I’ve avoided writing anything about the Ultimate Warrior’s death until now for two reasons. Firstly I knew there would be something addressing the issue on RAW and I wanted that as guidance. Secondly, I’m not that familiar with Warrior’s career. He was long gone before I started watching wrestling. Even his WCW stint had ended. I was familiar with him only from a VHS of SummerSlam 1992 that was in the house for some reason (even now nobody knows where it came from) and from a visit to a friend’s house in what was probably the very early nineties. A lengthy post documenting his career just didn’t seem appropriate.
While I’ve never been a fan of the Warrior and Hogan approach to wrestling there are some Warrior matches I’ve enjoyed via YouTube. Both his SummerSlam outings opposite Rick Rude are enjoyable, as is his WrestleMania VII encounter with ‘Macho King’ Randy savage. Meanwhile, if taken as angles as opposed to matches, there’s value in his Intercontinental title winning outing against the Honky Tonk Man and his weasel suit bout with Bobby Heenan. And the WrestleMania VI match, which famously saw Ultimate Warrior hand Hulk Hogan his first clean loss in years, is entertaining if taken on its own terms. In fact I’d say it’s more enjoyable than the vaunted Michaels v Hart iron man encounter from WrestleMania XII.

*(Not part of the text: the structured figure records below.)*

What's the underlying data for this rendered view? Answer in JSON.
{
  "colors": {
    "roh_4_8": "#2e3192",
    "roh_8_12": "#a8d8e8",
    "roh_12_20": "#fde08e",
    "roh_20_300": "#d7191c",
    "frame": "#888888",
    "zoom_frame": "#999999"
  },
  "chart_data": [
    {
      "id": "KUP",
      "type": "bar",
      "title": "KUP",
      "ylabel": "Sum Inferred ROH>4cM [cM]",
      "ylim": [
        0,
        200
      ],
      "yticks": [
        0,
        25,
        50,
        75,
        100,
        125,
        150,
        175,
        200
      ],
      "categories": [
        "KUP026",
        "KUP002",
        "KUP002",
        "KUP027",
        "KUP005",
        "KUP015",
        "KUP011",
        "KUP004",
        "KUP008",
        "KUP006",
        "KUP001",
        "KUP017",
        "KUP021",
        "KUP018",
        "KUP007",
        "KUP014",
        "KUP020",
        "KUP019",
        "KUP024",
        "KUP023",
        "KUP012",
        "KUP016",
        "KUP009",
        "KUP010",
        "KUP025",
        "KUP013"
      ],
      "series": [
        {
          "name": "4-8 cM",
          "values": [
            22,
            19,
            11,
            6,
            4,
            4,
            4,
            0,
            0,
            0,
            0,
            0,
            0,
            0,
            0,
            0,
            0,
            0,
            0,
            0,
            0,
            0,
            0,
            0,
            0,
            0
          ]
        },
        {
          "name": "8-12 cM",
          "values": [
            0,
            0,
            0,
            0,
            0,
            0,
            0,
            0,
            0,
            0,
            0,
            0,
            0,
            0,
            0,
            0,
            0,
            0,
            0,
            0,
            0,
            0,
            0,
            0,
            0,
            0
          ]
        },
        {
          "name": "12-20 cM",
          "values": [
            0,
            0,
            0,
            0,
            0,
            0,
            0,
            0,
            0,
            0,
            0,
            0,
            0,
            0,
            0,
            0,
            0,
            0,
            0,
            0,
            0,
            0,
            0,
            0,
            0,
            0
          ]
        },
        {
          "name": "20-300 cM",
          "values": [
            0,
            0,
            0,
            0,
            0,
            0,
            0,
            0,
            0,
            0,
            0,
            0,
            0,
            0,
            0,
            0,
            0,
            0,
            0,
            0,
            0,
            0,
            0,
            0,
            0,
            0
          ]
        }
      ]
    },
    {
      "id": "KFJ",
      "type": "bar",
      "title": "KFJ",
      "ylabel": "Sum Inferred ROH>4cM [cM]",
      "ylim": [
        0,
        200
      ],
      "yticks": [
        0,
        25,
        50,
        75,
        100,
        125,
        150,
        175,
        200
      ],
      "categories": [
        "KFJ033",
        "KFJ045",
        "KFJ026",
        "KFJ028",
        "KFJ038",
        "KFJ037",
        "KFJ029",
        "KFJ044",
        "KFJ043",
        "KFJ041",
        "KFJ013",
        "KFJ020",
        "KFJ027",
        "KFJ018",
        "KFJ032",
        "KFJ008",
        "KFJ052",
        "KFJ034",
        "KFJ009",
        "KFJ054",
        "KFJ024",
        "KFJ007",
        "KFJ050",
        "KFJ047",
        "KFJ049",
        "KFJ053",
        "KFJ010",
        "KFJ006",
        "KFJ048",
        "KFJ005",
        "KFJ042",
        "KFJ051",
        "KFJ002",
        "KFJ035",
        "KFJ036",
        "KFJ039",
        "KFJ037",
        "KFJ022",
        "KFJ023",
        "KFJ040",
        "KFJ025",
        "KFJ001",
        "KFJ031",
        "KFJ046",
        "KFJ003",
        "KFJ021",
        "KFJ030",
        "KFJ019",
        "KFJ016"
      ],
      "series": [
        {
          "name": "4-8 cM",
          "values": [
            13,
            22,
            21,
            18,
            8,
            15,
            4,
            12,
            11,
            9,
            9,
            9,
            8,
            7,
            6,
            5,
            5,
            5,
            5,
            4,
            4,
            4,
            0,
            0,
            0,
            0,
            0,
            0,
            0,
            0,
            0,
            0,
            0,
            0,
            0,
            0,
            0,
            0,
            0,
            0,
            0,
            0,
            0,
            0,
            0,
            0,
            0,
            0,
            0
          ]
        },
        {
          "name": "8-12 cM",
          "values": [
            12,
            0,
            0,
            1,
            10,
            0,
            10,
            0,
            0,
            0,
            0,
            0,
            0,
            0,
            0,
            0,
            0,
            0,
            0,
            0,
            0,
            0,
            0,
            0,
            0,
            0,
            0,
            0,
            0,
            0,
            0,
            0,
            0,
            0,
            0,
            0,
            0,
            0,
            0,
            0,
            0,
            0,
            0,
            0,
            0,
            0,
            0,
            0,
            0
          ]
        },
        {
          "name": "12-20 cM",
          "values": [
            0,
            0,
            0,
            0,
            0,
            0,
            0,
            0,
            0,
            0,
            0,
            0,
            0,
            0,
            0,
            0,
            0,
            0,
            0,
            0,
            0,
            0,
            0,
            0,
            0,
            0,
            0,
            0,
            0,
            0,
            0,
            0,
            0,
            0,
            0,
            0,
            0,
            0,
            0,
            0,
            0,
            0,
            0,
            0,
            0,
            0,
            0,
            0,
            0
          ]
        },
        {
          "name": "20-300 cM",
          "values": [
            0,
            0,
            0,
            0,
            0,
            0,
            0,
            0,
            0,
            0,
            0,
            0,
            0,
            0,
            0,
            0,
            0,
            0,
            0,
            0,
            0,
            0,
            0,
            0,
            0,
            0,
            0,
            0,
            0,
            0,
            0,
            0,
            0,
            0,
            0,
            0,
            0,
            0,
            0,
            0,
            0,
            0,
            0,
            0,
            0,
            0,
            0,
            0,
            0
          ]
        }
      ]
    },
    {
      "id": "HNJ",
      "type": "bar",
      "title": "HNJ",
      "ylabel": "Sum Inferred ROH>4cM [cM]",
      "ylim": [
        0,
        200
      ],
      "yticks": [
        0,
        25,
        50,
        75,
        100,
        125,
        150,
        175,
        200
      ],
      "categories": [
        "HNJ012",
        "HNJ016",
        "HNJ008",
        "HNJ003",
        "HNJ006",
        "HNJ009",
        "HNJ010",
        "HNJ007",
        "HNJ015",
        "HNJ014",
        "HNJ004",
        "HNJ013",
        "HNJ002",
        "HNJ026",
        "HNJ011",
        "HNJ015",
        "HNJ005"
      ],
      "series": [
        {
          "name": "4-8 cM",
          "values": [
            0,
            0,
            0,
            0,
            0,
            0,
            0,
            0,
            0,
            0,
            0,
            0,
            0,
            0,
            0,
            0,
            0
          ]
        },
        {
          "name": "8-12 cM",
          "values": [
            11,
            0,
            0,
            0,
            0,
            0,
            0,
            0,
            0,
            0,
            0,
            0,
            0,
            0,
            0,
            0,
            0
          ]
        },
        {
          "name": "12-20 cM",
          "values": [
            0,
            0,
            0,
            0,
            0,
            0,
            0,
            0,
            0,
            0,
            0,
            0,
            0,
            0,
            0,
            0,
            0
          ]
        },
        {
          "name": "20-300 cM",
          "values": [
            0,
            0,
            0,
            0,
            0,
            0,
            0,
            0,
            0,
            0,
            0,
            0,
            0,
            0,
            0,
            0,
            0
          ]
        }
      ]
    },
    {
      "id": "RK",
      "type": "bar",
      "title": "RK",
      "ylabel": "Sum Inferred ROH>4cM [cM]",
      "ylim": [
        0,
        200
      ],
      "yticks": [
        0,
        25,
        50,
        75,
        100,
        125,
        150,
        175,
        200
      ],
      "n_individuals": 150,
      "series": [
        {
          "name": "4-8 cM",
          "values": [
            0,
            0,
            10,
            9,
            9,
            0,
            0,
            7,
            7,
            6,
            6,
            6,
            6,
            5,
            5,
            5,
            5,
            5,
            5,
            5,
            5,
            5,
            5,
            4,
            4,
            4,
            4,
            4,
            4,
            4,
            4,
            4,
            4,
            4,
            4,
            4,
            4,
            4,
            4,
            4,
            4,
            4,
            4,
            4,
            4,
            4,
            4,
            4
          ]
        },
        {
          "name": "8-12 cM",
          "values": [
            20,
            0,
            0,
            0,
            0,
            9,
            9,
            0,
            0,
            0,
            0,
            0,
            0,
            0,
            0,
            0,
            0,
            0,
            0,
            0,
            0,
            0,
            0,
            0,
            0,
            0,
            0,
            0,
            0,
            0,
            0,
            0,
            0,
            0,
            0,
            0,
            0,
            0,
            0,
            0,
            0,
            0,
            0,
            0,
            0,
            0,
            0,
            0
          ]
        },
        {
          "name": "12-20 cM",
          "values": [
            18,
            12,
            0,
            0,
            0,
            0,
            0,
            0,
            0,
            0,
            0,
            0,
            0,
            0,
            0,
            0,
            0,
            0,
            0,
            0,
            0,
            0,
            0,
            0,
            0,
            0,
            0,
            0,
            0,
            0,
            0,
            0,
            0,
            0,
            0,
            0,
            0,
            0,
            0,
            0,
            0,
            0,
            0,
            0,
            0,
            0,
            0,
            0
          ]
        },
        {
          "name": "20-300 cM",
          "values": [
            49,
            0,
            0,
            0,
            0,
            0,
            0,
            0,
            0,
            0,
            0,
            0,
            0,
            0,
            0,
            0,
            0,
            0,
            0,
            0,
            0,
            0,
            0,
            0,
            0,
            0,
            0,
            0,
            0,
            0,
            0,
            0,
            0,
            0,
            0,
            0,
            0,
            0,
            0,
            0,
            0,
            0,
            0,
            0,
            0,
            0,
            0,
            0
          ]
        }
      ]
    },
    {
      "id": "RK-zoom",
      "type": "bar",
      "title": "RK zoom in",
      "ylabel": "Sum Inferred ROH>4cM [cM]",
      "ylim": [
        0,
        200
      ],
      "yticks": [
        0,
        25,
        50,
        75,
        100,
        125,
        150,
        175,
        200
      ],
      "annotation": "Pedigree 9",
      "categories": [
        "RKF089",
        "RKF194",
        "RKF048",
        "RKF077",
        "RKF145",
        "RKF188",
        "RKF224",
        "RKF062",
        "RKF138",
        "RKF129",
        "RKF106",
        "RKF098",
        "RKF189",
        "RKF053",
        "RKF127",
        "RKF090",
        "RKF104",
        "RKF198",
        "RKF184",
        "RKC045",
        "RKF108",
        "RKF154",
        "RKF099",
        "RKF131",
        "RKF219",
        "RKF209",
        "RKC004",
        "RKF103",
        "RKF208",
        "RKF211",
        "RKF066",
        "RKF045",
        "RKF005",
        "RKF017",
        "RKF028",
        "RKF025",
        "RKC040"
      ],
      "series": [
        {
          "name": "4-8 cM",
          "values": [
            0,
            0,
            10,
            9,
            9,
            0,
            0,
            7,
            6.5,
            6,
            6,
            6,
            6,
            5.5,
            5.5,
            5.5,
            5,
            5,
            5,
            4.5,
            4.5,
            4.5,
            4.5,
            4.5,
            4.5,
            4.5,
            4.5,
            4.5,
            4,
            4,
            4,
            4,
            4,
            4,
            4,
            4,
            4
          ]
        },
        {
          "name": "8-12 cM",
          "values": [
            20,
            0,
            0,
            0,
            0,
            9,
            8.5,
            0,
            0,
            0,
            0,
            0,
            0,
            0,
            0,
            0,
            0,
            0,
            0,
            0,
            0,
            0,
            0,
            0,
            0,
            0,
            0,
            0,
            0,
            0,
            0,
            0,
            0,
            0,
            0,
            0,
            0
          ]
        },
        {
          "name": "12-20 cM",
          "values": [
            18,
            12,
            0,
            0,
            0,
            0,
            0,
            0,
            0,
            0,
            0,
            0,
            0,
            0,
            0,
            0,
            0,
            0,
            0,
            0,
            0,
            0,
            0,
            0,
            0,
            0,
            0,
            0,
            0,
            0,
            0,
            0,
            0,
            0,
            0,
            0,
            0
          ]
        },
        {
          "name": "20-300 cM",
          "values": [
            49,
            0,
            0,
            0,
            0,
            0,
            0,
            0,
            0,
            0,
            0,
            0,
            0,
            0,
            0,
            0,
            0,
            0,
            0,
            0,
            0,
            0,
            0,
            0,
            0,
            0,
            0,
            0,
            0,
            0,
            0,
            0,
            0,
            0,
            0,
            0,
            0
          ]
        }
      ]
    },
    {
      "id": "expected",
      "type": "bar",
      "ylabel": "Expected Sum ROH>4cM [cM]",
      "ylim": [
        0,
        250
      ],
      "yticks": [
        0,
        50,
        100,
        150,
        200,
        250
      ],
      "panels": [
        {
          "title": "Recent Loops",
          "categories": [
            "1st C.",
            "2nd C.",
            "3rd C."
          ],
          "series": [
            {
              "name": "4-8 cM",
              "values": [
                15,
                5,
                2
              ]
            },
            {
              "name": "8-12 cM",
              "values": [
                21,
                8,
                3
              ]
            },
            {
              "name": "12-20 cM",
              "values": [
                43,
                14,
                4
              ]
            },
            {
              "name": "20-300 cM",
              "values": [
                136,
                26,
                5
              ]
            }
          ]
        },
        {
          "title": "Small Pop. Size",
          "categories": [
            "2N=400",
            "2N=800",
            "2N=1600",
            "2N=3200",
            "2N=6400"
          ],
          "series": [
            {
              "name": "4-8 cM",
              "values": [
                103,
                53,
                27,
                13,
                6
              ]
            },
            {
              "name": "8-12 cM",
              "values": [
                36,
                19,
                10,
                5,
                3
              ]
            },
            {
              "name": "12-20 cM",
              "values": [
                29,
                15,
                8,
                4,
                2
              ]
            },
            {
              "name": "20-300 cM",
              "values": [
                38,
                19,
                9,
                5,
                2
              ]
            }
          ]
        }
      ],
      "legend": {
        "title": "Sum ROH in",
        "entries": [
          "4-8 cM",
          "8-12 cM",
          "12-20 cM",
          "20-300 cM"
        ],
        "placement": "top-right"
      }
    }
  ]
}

Warrior the man is someone I think a lot of people got a hint of during his too brief return to WWE. He was clearly touched by the positive emotional response he got from the fans and his peers at the Hall of Fame, WrestleMania and the April 7 RAW. He was just as obviously proud of his two daughters, and it was touching to hear him tell them that they were his greatest accomplishment.
His promo on RAW, while disjointed by today’s standards, was a passionate speech about the values of working hard and self-belief. These are themes that appear to have been constants throughout Warrior’s career and life. It was nice to hear a wrestler humbly putting over the importance of the audience and providing encouragement to the locker room. His comments on how a man is remembered are undoubtedly one of the eeriest things to ever happen in wrestling. They’re true too.
Warrior’s return to WWE showed us that he was a man worth respecting for the values and morals he lived his life by. No, he wasn’t the best wrestler, but he appears to have been a good man and father and he provided inspiration for many wrestlers that we all enjoy today, both in and out of WWE. His impact on the business, specifically Vince McMahon’s company, was significant. Not in terms of his body of work, but in terms of his motivation and passion. I’m incredibly pleased he got inducted into the WWE Hall of Fame when he did. It clearly meant a lot to him and allowed him to be remembered as he deserves.